Op de dag van het congres Thuis in het verpleeghuis, 1 juli in Amsterdam, publiceerde de Inspectie voor Gezondheidszorg en Jeugd de eerste resultaten van de bezoeken die ze aan verpleeghuizen brengt sinds de inwerkingtreding van het Kwaliteitskader Verpleeghuiszorg. En die eerste resultaten zijn positief, vertelde coördinerend inspecteur Charlotte de Winter tijdens de sessie De Inspectie over sectorbreed toezicht in de verpleeghuissector.

‘Ons inspectiebezoek aan de verpleeghuizen is sinds die tijd niet meer risicogericht’, vertelde ze. ‘We kijken tijdens onze bezoeken nu naar drie thema’s, gebruikmakend van een toetsingskader dat op het kwaliteitskader gebaseerd is: de mate waarin persoonsgerichte zorg wordt geleverd, de vraag of er voldoende en voldoende gekwalificeerd personeel is en de sturing op kwaliteit en veiligheid. Natuurlijk keken we altijd al naar in hoeverre persoonsgerichte zorg wordt gekeken, maar dat heeft nu veel meer focus gekregen.’

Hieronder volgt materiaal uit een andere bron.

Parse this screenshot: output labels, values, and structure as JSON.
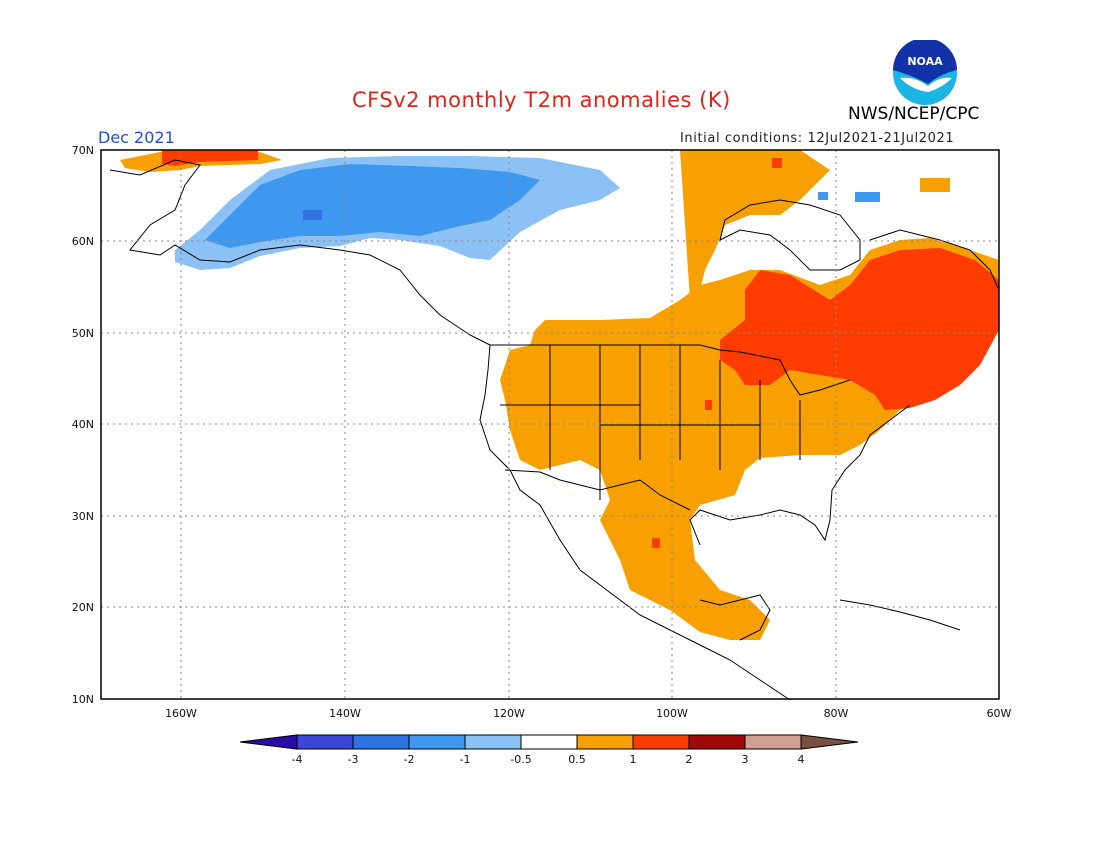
{
  "header": {
    "title": "CFSv2 monthly T2m anomalies (K)",
    "period": "Dec 2021",
    "initial_conditions": "Initial conditions: 12Jul2021-21Jul2021",
    "agency": "NWS/NCEP/CPC",
    "logo_text": "NOAA"
  },
  "axes": {
    "lat_labels": [
      "70N",
      "60N",
      "50N",
      "40N",
      "30N",
      "20N",
      "10N"
    ],
    "lon_labels": [
      "160W",
      "140W",
      "120W",
      "100W",
      "80W",
      "60W"
    ]
  },
  "colorbar": {
    "labels": [
      "-4",
      "-3",
      "-2",
      "-1",
      "-0.5",
      "0.5",
      "1",
      "2",
      "3",
      "4"
    ],
    "colors": [
      "#2a0ca8",
      "#3c46d8",
      "#2f73e3",
      "#3f98f0",
      "#8cc1f5",
      "#ffffff",
      "#f8a000",
      "#ff3c00",
      "#a00a0a",
      "#cfa090",
      "#7a5040"
    ]
  },
  "legend_colors": {
    "cold_strong": "#2f73e3",
    "cold": "#3f98f0",
    "cold_weak": "#8cc1f5",
    "warm": "#f8a000",
    "warm_strong": "#ff3c00",
    "warm_extreme": "#a00a0a"
  }
}
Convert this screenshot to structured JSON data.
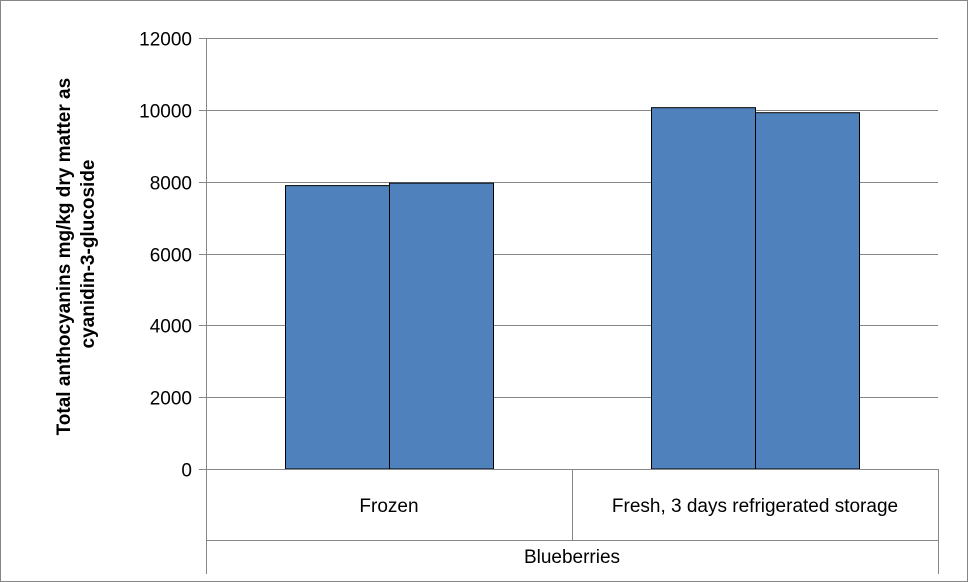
{
  "chart_data": {
    "type": "bar",
    "title": "",
    "ylabel_lines": [
      "Total anthocyanins mg/kg dry matter as",
      "cyanidin-3-glucoside"
    ],
    "group_label": "Blueberries",
    "categories": [
      "Frozen",
      "Fresh, 3 days refrigerated storage"
    ],
    "series": [
      {
        "values": [
          7890,
          10060
        ]
      },
      {
        "values": [
          7960,
          9920
        ]
      }
    ],
    "ylim": [
      0,
      12000
    ],
    "yticks": [
      0,
      2000,
      4000,
      6000,
      8000,
      10000,
      12000
    ],
    "grid": true,
    "legend": "none",
    "colors": {
      "bar_fill": "#4F81BD",
      "bar_stroke": "#000000",
      "grid": "#868686",
      "axis": "#868686"
    }
  }
}
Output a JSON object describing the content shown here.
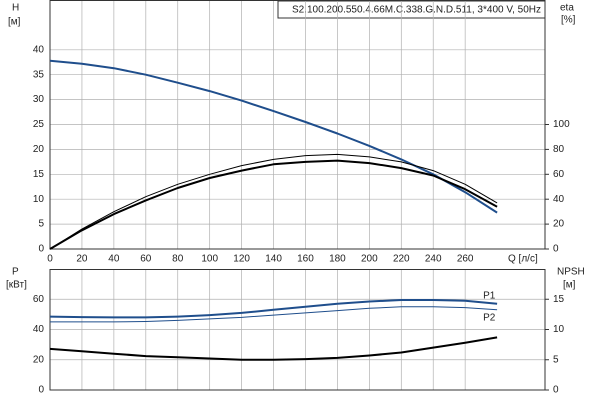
{
  "chart_data": [
    {
      "type": "line",
      "title": "S2.100.200.550.4.66M.C.338.G.N.D.511, 3*400 V, 50Hz",
      "ylabel": "H",
      "ylabel_unit": "[м]",
      "y2label": "eta",
      "y2label_unit": "[%]",
      "xlabel": "Q [л/с]",
      "xlim": [
        0,
        310
      ],
      "xticks": [
        0,
        20,
        40,
        60,
        80,
        100,
        120,
        140,
        160,
        180,
        200,
        220,
        240,
        260
      ],
      "ylim": [
        0,
        50
      ],
      "yticks": [
        0,
        5,
        10,
        15,
        20,
        25,
        30,
        35,
        40
      ],
      "y2lim": [
        0,
        200
      ],
      "y2ticks": [
        0,
        20,
        40,
        60,
        80,
        100
      ],
      "grid": true,
      "x": [
        0,
        20,
        40,
        60,
        80,
        100,
        120,
        140,
        160,
        180,
        200,
        220,
        240,
        260,
        280
      ],
      "series": [
        {
          "color": "#1f4e8c",
          "line_width": 2,
          "values": [
            37.8,
            37.2,
            36.3,
            35,
            33.4,
            31.7,
            29.8,
            27.7,
            25.5,
            23.2,
            20.7,
            18,
            15,
            11.4,
            7.3
          ]
        },
        {
          "color": "#000000",
          "line_width": 1,
          "axis": "y2",
          "values": [
            0,
            16,
            30,
            42,
            52,
            60,
            67,
            72,
            75,
            76,
            74,
            70,
            63,
            52,
            37
          ]
        },
        {
          "color": "#000000",
          "line_width": 2,
          "axis": "y2",
          "values": [
            0,
            15,
            28,
            39,
            49,
            57,
            63,
            68,
            70,
            71,
            69,
            65,
            59,
            48,
            34
          ]
        }
      ]
    },
    {
      "type": "line",
      "ylabel": "P",
      "ylabel_unit": "[кВт]",
      "y2label": "NPSH",
      "y2label_unit": "[м]",
      "xlim": [
        0,
        310
      ],
      "xticks": [
        0,
        20,
        40,
        60,
        80,
        100,
        120,
        140,
        160,
        180,
        200,
        220,
        240,
        260
      ],
      "ylim": [
        0,
        80
      ],
      "yticks": [
        0,
        20,
        40,
        60
      ],
      "y2lim": [
        0,
        20
      ],
      "y2ticks": [
        0,
        5,
        10,
        15
      ],
      "grid": true,
      "x": [
        0,
        20,
        40,
        60,
        80,
        100,
        120,
        140,
        160,
        180,
        200,
        220,
        240,
        260,
        280
      ],
      "series": [
        {
          "name": "P1",
          "color": "#1f4e8c",
          "line_width": 2,
          "values": [
            48.5,
            48.2,
            48,
            48,
            48.5,
            49.5,
            51,
            53,
            55,
            57,
            58.5,
            59.5,
            59.5,
            59,
            57
          ]
        },
        {
          "name": "P2",
          "color": "#1f4e8c",
          "line_width": 1,
          "values": [
            45,
            45,
            45,
            45.3,
            46,
            47,
            48,
            49.5,
            51,
            52.5,
            54,
            55,
            55,
            54.5,
            53
          ]
        },
        {
          "color": "#000000",
          "line_width": 2,
          "axis": "y2",
          "values": [
            6.8,
            6.4,
            6,
            5.6,
            5.4,
            5.2,
            5,
            5,
            5.1,
            5.3,
            5.7,
            6.2,
            7,
            7.8,
            8.7
          ]
        }
      ]
    }
  ]
}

Behoeften van de cliënt leidend

De eerste resultaten zijn zoals gesteld positief. Cliënten ervaren in ongeveer driekwart van de verpleeghuizen nabijheid, geborgenheid, vertrouwen, begrip en respect van zorgmedewerkers. De zorg wordt georganiseerd rondom de behoeften van de cliënt. Bij het thema persoonsgerichte zorg blijkt dat bij de meeste zorgorganisaties de zorgmedewerkers de cliënten en hun wensen en behoeften kennen. Ruim twee derde van de organisaties laat de cliënt zelf waar mogelijk de regie voeren over zijn leven en welbevinden.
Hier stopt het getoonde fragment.